By: Mike Bonomo and Chinmay Vaidya
With less than a week until the NBA draft, Mike Bonomo and Chinmay Vaidya’s prospect rankings continue with the small forward position.
Bonomo: Justise Winslow, Duke
Vaidya: Stanley Johnson, Arizona
MB: Possibly the breakout star of the NCAA Tournament, Winslow should keep things rolling at the next level. He struggled a little bit in the middle of the season, but was a huge part of Duke’s championship run. He hit a number of big threes, and should be a good three-point shooter in the league. He gets to the rim well enough, and can post up smaller wings. He is a terror defensively, guarding multiple positions well both on and off of the ball.
CV: Johnson was more consistent throughout the entire season and although Winslow had a spectacular March, the Arizona product is a personal favorite. He can shoot the three well (37.1 percent) and his overall field goal percentage is decent. His defense is excellent and will translate to the NBA well. At worst, he’s a 3-and-D starter and at best, he’s an all-around star. When I think of Stanley Johnson, Kawhi Leonard comes to mind.
Bonomo: Stanley Johnson, Arizona
Vaidya: Justise Winslow, Duke
MB: A highly touted recruit coming into college, Johnson’s biggest question mark was his jump shot. He improved that enough throughout his stint in Tucson to make him a safe pick in the late lottery. He’s 6’ 6” with a nice 6’ 11.5” wingspan and uses his strength to get to the basket. He has some defensive lapses but overall should be a good wing defender in the league.
CV: Winslow had one of the best NCAA tournaments outside of Kemba Walker. I thought Winslow was the key for Duke to win the championship at the beginning of the season and eventually, the small forward got it done. He actually started trending upward in late February during the ACC tournament. Good shooter from the field and from three, but his free throws are a concern from someone who will go to the line a lot.

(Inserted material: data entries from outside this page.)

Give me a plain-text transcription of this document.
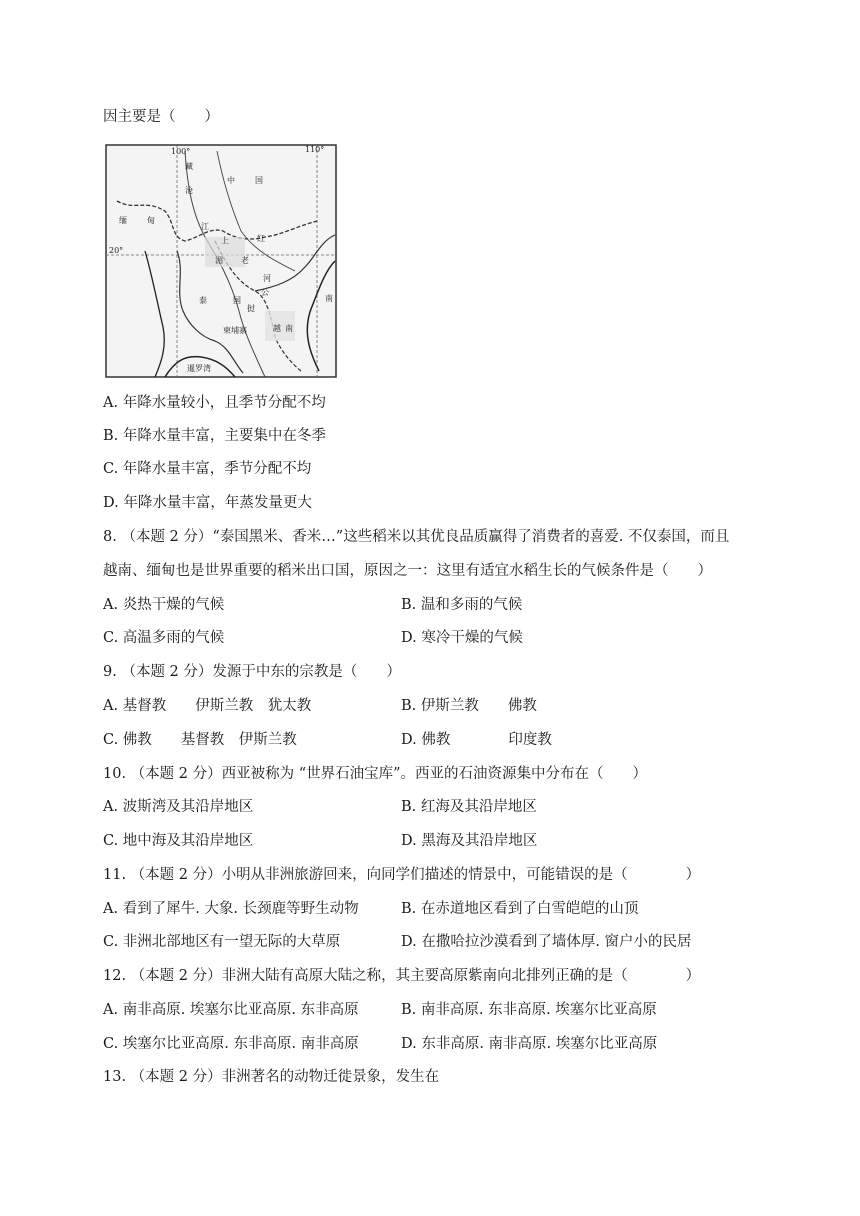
因主要是（　　）
100°	110°
20°
藏
沧
中	国
缅	甸
江
上
湄
红
老
河
泰	国
公
挝
柬埔寨	越 南
暹罗湾
南
A. 年降水量较小，且季节分配不均
B. 年降水量丰富，主要集中在冬季
C. 年降水量丰富，季节分配不均
D. 年降水量丰富，年蒸发量更大
8. （本题 2 分）“泰国黑米、香米…”这些稻米以其优良品质赢得了消费者的喜爱. 不仅泰国，而且
越南、缅甸也是世界重要的稻米出口国，原因之一：这里有适宜水稻生长的气候条件是（　　）
A. 炎热干燥的气候	B. 温和多雨的气候
C. 高温多雨的气候	D. 寒冷干燥的气候
9. （本题 2 分）发源于中东的宗教是（　　）
A. 基督教　　伊斯兰教　犹太教	B. 伊斯兰教　　佛教
C. 佛教　　基督教　伊斯兰教	D. 佛教　　　　印度教
10. （本题 2 分）西亚被称为 “世界石油宝库”。西亚的石油资源集中分布在（　　）
A. 波斯湾及其沿岸地区	B. 红海及其沿岸地区
C. 地中海及其沿岸地区	D. 黑海及其沿岸地区
11. （本题 2 分）小明从非洲旅游回来，向同学们描述的情景中，可能错误的是（　　　　）
A. 看到了犀牛. 大象. 长颈鹿等野生动物	B. 在赤道地区看到了白雪皑皑的山顶
C. 非洲北部地区有一望无际的大草原	D. 在撒哈拉沙漠看到了墙体厚. 窗户小的民居
12. （本题 2 分）非洲大陆有高原大陆之称，其主要高原紫南向北排列正确的是（　　　　）
A. 南非高原. 埃塞尔比亚高原. 东非高原	B. 南非高原. 东非高原. 埃塞尔比亚高原
C. 埃塞尔比亚高原. 东非高原. 南非高原	D. 东非高原. 南非高原. 埃塞尔比亚高原
13. （本题 2 分）非洲著名的动物迁徙景象，发生在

Bonomo: Sam Dekker, Wisconsin
Vaidya: Sam Dekker
MB: A lot of scouts seem to be questioning whom the real Sam Dekker is. Is he the guy who took over for big stretches and led Wisconsin to the National Championship Game? Or is he the guy who spent most of his time in Madison relying on others? While he likely won’t be a star in the NBA, he has the tools to be successful. He’s a big small forward at 6’ 9” and can score from anywhere. He’s a useful defender and should fit in to whatever role a team puts him in.

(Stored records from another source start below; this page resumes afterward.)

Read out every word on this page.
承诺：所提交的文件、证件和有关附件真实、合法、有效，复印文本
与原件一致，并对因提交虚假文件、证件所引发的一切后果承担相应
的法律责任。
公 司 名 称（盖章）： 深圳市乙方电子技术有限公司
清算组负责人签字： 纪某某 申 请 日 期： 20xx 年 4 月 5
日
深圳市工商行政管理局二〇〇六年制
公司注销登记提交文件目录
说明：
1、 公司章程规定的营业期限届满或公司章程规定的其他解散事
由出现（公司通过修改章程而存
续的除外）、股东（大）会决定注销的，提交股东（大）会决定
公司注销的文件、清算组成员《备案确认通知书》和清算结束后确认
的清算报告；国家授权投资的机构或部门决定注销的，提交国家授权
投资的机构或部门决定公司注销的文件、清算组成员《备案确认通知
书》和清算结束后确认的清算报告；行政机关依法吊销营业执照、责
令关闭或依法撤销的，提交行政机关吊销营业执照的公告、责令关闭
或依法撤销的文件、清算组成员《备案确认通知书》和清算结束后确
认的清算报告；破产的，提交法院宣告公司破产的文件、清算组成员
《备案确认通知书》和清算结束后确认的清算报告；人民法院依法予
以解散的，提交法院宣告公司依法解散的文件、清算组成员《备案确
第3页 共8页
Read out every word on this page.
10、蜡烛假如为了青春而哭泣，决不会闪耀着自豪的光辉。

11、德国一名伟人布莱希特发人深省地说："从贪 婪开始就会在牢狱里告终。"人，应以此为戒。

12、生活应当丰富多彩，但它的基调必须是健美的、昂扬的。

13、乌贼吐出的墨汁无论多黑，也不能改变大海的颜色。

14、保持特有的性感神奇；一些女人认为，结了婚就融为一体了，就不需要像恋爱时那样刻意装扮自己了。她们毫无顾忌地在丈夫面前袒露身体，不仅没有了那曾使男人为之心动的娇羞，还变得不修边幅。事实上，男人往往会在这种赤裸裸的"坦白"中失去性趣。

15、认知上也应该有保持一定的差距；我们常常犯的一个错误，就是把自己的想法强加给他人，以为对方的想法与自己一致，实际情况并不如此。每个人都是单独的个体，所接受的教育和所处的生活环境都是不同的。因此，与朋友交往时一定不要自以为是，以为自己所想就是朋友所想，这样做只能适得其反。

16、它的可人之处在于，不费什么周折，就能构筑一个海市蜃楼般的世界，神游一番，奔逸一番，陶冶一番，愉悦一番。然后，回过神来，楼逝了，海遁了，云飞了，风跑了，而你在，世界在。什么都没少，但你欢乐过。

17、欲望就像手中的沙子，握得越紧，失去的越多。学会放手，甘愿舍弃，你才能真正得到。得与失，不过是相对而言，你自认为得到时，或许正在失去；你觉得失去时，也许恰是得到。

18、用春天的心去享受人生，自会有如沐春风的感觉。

CV: Dekker is a gritty player who will not be afraid to get physical in the NBA. He’s 6’ 9” and has a lethal shot (52.5 percent from the field). His defense is good enough to where he can fit into that 3-and-D role. I don’t know if Dekker will be a top or secondary option on an NBA team, but he can be a solid starter if everything works out.
Bonomo: Rondae Hollis-Jefferson, Arizona
Vaidya: Justin Anderson, Virginia
MB: It was tough for me to decide between Dekker and Hollis-Jefferson, and I think on draft night it will really come down to which player’s style suits teams more over any big gaps in overall ability. Hollis-Jefferson is not a scorer. He reminds me of another former Wildcat, and current Finals MVP Andre Iguodala coming out of school. He is very athletic and will likely be able to guard four positions. He can use his athleticism to get to the rim at times but isn’t a very good shooter. His defense should keep him in the league for a long time regardless, and if he improves his shot at all he could be a very good pro.
CV: Anderson is a solid overall player who can fit in at either shooting guard or small forward. He exploded in his senior season at Virginia and the team wasn’t the same when he got hurt. He shot 45 percent from three and his defense is as good as there was in college basketball. He won’t be a star, but he can definitely be a starter in the league. Another personal favorite for me.
Bonomo: Kelly Oubre, Kansas
Vaidya: Kelly Oubre
MB: He was a big name coming into Kansas, leading some to wonder how much the Jayhawks would miss Andrew Wiggins. He disappointed on that level, but not enough to knock him out of the first round. His athleticism is tantalizing, and is what will get him drafted. His jump shot needs work, and he needs to show more commitment to the defensive end, where his athleticism should allow him to make a big impact. With the right coach, his huge potential could be unlocked, but he could also disappoint.
CV: Safe to say that most of the Mizzou campus was happy to see highly touted recruits struggle at Kansas. Oubre was one of those guys. His stats are underwhelming and he never really took a leap during the season. Late-first round guy in my opinion because he can shoot the three and has the tools to be a decent defender. The work ethic may not be there and Oubre’s journey could get really bad, really fast.